About the artistMonira Al Qadiri (b. 1983, Dakar, Senegal) is a Kuwaiti artist educated in Japan. Spanning sculpture, installation, film and performance, Al Qadiri’s multifaceted practice is mainly based on research into the cultural histories of the Gulf region. Her interpretation of the Gulf’s “petro-culture” is manifested through speculative scenarios that take inspiration from science fiction, autobiography, traditional practices and pop culture, resulting in uncanny and covertly subversive works. She currently lives and works in Berlin.

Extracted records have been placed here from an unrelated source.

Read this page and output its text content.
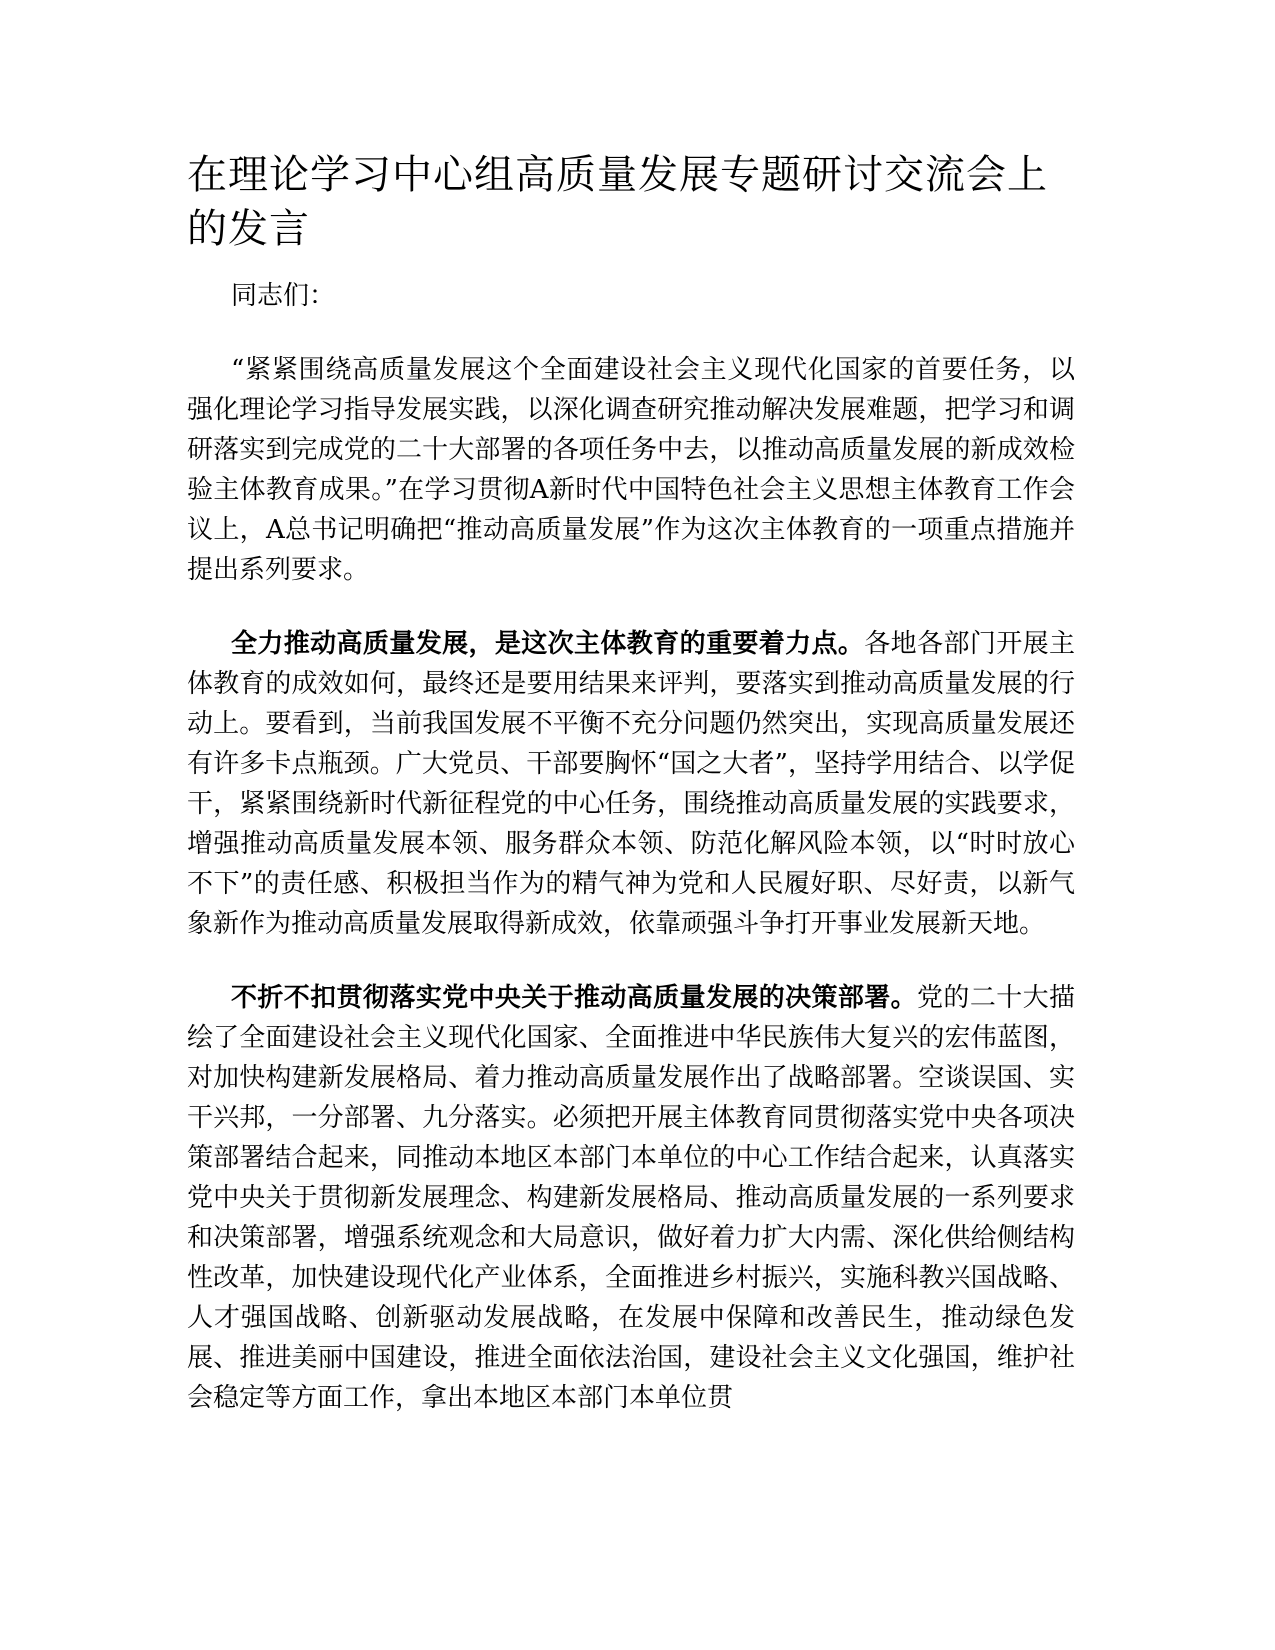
在理论学习中心组高质量发展专题研讨交流会上的发言

同志们：

“紧紧围绕高质量发展这个全面建设社会主义现代化国家的首要任务，以强化理论学习指导发展实践，以深化调查研究推动解决发展难题，把学习和调研落实到完成党的二十大部署的各项任务中去，以推动高质量发展的新成效检验主体教育成果。”在学习贯彻A新时代中国特色社会主义思想主体教育工作会议上，A总书记明确把“推动高质量发展”作为这次主体教育的一项重点措施并提出系列要求。

全力推动高质量发展，是这次主体教育的重要着力点。各地各部门开展主体教育的成效如何，最终还是要用结果来评判，要落实到推动高质量发展的行动上。要看到，当前我国发展不平衡不充分问题仍然突出，实现高质量发展还有许多卡点瓶颈。广大党员、干部要胸怀“国之大者”，坚持学用结合、以学促干，紧紧围绕新时代新征程党的中心任务，围绕推动高质量发展的实践要求，增强推动高质量发展本领、服务群众本领、防范化解风险本领，以“时时放心不下”的责任感、积极担当作为的精气神为党和人民履好职、尽好责，以新气象新作为推动高质量发展取得新成效，依靠顽强斗争打开事业发展新天地。

不折不扣贯彻落实党中央关于推动高质量发展的决策部署。党的二十大描绘了全面建设社会主义现代化国家、全面推进中华民族伟大复兴的宏伟蓝图，对加快构建新发展格局、着力推动高质量发展作出了战略部署。空谈误国、实干兴邦，一分部署、九分落实。必须把开展主体教育同贯彻落实党中央各项决策部署结合起来，同推动本地区本部门本单位的中心工作结合起来，认真落实党中央关于贯彻新发展理念、构建新发展格局、推动高质量发展的一系列要求和决策部署，增强系统观念和大局意识，做好着力扩大内需、深化供给侧结构性改革，加快建设现代化产业体系，全面推进乡村振兴，实施科教兴国战略、人才强国战略、创新驱动发展战略，在发展中保障和改善民生，推动绿色发展、推进美丽中国建设，推进全面依法治国，建设社会主义文化强国，维护社会稳定等方面工作，拿出本地区本部门本单位贯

Her solo exhibitions include Deep Fate (Kiasma Museum, Helsinki, 2025); The Archaeology of Beasts (Bozar, Brussels, 2024); Benzene Float (Halle Verriere, Meisenthal 2024); Haunted Water (UCCA Dune, China, 2023), Mutant Passages (Kunsthaus Bregenz, Austria, 2023); Holy Quarter (Guggenheim Museum Bilbao, 2022); Refined Vision (Blaffer Art Museum, Houston, 2022); Holy Quarter (Haus der Kunst, Munich, 2020); Empire Dye (Kunstverein Göttingen, 2019); The Craft (Gasworks, London, 2017); Attempts to Read the World Differently”(Stroom Den Haag, the Hague, 2017); Muhawwil (Sultan Gallery, Kuwait, 2014).
Selected group exhibitions include Sharjah Biennial 16 (Sharjah, 2025); Desert X Al Ula (Al Ula, 2024); 24th Biennial of Sydney (Sydney, 2023–24); 8th Boras Biennial (Sweden, 2024); Sharjah Biennial 15 (Sharjah, 2023); 15th Triennial of Small Sculpture, Fellbach (2022); Asia Art Biennial, Taiwan (2021); Dubai Expo 2020 (2021); “Our World is Burning” (Palais de Tokyo, Paris, 2020); “Theater of Operations: The Gulf Wars” (MoMA PS1, New York, 2019-20); Asia Pacific Triennial (Brisbane, 2018); Lulea Biennial (Sweden, 2018); Athens Biennial (Athens, 2018). In 2022, Al Qadiri was featured in the Venice Biennale’s central exhibition “The Milk of Dreams.”